- The Denner Resin in general, given that it's shown to be highly addictive and ruin the lives of most users. The creepiest scene, though, is when Denna realizes she's eaten it, and worries that she might become an addict.
- Kvothe returns from a frolic in the woods to find his troupe's wagons burning, his family murdered and bloody on the ground. A group of strangers sit at his parents' fire; one of the figures obviously inhuman, with completely black eyes.
- The Chandrian. Any scene in which they appear or are mentioned is enough to freak the hell out of most people reading the book. Much of the fear surrounding the Chandrian (for in-universe characters and the readers both) is the fact that we know hardly anything about them. No clear motives, no patterns, not even how many of them there are. Just "Lightning from a clear blue sky". And trying to find out details makes bad things happen.
- Kvothe's cold-blooded murder of the fake Edema Ruh clan. His reasons? Totally understandable, but damn. May also count as a Crowning Moment of Awesome.
- Sort of the opposite of why the Chandrian are scary, the extermination of the bandits would easily be interpreted at anger over their crimes, making it a pretty understandable heroic action. But his thought process is instead fully explained, and it's clear that he's mostly killing them because they're... making the Ruh look bad, more than anything else.

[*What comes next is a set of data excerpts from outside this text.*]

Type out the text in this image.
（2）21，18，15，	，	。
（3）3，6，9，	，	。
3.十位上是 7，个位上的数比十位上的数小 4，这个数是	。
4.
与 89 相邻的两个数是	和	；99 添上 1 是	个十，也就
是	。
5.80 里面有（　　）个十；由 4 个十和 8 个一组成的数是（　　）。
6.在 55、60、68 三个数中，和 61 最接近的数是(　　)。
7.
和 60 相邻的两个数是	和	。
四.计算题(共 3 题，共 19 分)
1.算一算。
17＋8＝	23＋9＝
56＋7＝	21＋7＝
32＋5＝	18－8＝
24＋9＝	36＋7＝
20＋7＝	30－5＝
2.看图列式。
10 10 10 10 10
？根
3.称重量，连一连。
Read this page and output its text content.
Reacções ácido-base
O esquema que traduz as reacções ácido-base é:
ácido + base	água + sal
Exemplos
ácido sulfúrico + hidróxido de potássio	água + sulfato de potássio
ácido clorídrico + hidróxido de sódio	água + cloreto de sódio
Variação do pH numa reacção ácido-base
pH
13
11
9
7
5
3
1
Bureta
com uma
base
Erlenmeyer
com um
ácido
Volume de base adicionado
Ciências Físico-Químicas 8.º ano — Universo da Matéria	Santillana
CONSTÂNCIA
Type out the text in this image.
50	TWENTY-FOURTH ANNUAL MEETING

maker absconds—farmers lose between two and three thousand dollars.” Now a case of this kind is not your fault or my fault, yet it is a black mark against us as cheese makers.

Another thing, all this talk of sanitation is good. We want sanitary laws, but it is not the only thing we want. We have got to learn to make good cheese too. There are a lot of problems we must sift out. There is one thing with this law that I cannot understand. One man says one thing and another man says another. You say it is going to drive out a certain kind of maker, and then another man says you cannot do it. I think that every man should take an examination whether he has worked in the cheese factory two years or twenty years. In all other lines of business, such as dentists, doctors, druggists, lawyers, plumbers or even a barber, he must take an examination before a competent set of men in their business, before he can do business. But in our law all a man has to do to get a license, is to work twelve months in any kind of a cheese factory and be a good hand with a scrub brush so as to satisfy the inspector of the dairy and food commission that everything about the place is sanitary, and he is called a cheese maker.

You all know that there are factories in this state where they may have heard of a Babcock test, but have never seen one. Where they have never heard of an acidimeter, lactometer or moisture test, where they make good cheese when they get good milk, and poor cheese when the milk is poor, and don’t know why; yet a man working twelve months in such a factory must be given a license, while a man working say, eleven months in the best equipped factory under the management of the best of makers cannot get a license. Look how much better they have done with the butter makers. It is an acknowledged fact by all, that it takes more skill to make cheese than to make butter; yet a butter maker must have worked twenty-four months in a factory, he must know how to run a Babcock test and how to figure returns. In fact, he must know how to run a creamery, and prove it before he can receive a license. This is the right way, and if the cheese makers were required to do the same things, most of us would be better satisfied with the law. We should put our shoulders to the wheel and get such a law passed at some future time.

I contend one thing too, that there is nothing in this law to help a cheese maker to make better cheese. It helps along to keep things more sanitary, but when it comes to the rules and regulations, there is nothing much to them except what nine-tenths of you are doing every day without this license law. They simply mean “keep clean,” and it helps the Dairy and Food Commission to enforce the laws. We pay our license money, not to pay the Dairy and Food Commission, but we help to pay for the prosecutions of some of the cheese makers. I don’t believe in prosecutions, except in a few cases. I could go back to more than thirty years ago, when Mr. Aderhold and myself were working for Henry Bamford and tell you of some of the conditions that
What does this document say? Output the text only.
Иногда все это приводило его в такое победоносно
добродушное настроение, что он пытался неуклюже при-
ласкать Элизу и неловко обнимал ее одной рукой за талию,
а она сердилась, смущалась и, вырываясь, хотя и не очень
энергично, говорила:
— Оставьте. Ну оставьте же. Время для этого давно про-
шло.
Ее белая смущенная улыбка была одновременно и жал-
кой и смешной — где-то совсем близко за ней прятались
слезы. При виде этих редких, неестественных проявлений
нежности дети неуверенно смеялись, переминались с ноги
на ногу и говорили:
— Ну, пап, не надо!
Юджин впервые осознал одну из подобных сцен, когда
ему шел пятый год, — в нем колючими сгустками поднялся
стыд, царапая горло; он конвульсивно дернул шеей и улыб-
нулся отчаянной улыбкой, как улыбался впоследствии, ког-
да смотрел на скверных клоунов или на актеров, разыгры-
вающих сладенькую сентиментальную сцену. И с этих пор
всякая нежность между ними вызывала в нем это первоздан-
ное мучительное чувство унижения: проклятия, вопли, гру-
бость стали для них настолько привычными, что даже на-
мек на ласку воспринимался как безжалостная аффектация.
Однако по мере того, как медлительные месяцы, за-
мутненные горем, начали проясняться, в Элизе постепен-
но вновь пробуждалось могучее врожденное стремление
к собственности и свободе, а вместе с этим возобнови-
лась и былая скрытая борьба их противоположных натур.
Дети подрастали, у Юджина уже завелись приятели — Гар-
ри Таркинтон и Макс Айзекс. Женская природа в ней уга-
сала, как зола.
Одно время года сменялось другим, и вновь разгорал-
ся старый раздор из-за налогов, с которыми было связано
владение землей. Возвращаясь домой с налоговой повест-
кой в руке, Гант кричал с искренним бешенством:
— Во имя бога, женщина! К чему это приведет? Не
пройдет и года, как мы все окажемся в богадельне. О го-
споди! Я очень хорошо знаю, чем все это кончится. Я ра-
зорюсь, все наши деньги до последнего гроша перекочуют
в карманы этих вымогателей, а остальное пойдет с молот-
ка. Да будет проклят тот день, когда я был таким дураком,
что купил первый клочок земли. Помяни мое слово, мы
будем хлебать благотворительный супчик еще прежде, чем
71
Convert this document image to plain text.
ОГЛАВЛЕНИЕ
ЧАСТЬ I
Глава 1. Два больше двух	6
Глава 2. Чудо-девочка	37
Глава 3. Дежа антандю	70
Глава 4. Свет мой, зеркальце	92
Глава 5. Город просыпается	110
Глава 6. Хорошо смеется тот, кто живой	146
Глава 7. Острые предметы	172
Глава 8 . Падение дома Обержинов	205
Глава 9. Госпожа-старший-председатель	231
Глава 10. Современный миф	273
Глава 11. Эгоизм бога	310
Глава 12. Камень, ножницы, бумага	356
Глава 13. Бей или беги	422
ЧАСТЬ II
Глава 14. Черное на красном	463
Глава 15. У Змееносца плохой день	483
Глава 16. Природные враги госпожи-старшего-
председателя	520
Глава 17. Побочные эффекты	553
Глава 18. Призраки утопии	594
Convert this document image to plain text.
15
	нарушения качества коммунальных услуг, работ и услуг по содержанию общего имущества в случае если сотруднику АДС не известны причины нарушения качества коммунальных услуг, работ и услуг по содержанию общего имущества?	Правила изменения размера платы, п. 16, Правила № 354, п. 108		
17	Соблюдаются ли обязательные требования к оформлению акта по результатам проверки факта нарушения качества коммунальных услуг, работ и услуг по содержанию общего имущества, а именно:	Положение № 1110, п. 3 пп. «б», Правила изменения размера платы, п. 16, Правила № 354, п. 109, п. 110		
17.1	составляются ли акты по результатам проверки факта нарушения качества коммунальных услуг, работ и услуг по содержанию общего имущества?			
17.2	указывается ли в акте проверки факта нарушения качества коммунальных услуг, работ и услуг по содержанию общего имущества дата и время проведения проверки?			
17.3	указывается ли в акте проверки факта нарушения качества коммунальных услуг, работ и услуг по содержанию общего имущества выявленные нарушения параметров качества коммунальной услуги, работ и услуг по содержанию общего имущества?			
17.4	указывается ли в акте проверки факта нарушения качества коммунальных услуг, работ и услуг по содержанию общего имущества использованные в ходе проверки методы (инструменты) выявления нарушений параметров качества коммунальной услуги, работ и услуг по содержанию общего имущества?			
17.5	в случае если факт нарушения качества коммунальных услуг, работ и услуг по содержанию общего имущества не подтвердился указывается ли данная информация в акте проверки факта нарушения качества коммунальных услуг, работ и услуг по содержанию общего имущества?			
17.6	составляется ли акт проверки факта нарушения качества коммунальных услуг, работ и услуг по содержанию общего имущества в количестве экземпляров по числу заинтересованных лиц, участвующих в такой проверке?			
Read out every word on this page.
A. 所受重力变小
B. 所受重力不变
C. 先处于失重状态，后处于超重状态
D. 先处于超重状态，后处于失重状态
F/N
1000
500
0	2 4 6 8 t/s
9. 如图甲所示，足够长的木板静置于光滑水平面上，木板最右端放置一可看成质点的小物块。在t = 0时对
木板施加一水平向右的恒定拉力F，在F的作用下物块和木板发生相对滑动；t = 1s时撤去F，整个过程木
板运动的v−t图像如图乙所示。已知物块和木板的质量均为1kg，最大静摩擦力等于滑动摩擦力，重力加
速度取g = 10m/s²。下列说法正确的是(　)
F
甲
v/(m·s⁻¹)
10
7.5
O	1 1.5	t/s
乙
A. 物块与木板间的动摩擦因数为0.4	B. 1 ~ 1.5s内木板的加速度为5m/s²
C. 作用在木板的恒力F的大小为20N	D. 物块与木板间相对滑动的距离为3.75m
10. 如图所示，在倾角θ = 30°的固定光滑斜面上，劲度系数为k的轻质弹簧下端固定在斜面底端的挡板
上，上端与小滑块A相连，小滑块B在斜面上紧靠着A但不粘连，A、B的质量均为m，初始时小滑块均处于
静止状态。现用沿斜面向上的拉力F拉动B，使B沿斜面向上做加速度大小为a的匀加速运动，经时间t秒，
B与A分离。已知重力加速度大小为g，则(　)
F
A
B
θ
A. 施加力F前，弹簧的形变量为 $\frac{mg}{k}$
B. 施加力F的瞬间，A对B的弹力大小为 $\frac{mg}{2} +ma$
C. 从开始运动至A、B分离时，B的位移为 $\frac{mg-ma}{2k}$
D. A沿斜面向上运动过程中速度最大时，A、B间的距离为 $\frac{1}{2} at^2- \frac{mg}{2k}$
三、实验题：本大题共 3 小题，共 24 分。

Sin of Pride strikes again, and you wonder if next time the reaction won't be as incidentally deserved.
- The Cthaeh: Looking into your future, then leading the conversation in such a way, that your life will result in the most disastrous outcome possible. Not just for you, but for everyone around you. Everything happening right now in the story is happening because of what it said to Kvothe, and the more people he interacts with, the greater it's influence and potential for harm becomes.
- Bast's reaction to it could count as well. We've known him for the past book and a half as someone who's rather silly and cheerful (except when it comes to defending Kvothe, but still, an easygoing guy). And when the Ctheah is mentioned, he FREAKS OUT. Horrifyingly.
- The Plum Bob. Just think about someone going around with absolutely no concept of right and wrong, and how much damage they could do when murder seems on par with stealing a pie.
- The absolutely terrifying things one can do with malfeasance. Ambrose gets some of Kvothe's blood after Kvothe breaks into Ambrose's rooms. Kvothe is subject to hyperthermia, hypothermia, and random stab wounds, and has no idea who is doing it.
- What Kvothe does to the bandits hiding in the Eld when he begins attacking with sympathy.
- Kvothe and four other hired mercenaries assault a fortified bandit encampment. The bandits outnumber Kvothe's squad four to one, so when everything goes to hell what does Kvothe do? He gets a corpse and pulls his knife. The bandits get invisible knives stabbed into their kidneys, their eyes, cutting their throats and the tendons in their legs. And they have no idea what's happening or how to stop it. He then turns a tree in the middle of the encampment into a huge lightning rod. The tree explodes, killing almost a dozen of the bandits and all but destroying the camp.
- The other members of the group include three seasoned mercenaries, and an Adem mercenary. The four of them together killed six bandits. Kvothe by himself killed seventeen.
- Sympathy magic in general is this once it's clear that the usual superhero limitations on that kind of thing don't apply and it can be as easily applied to people as anything else energy and cost-wise. It's a good thing none of the characters have seen all the voodoo movies and novels that the average audience member has, otherwise the setting would sink into Conan-style dueling sorcerer warlords in about five minutes.
- When you think about it, Felurian is a serial rapist/murderer. She forces people to have sex with her against their will by using her innate magic, and continues until they go insane or die. Kvothe's flashback to his attempted rape on the streets of Tarabon is what lets him break her control, which seems to hint that Rothfuss isn't blind to this fact.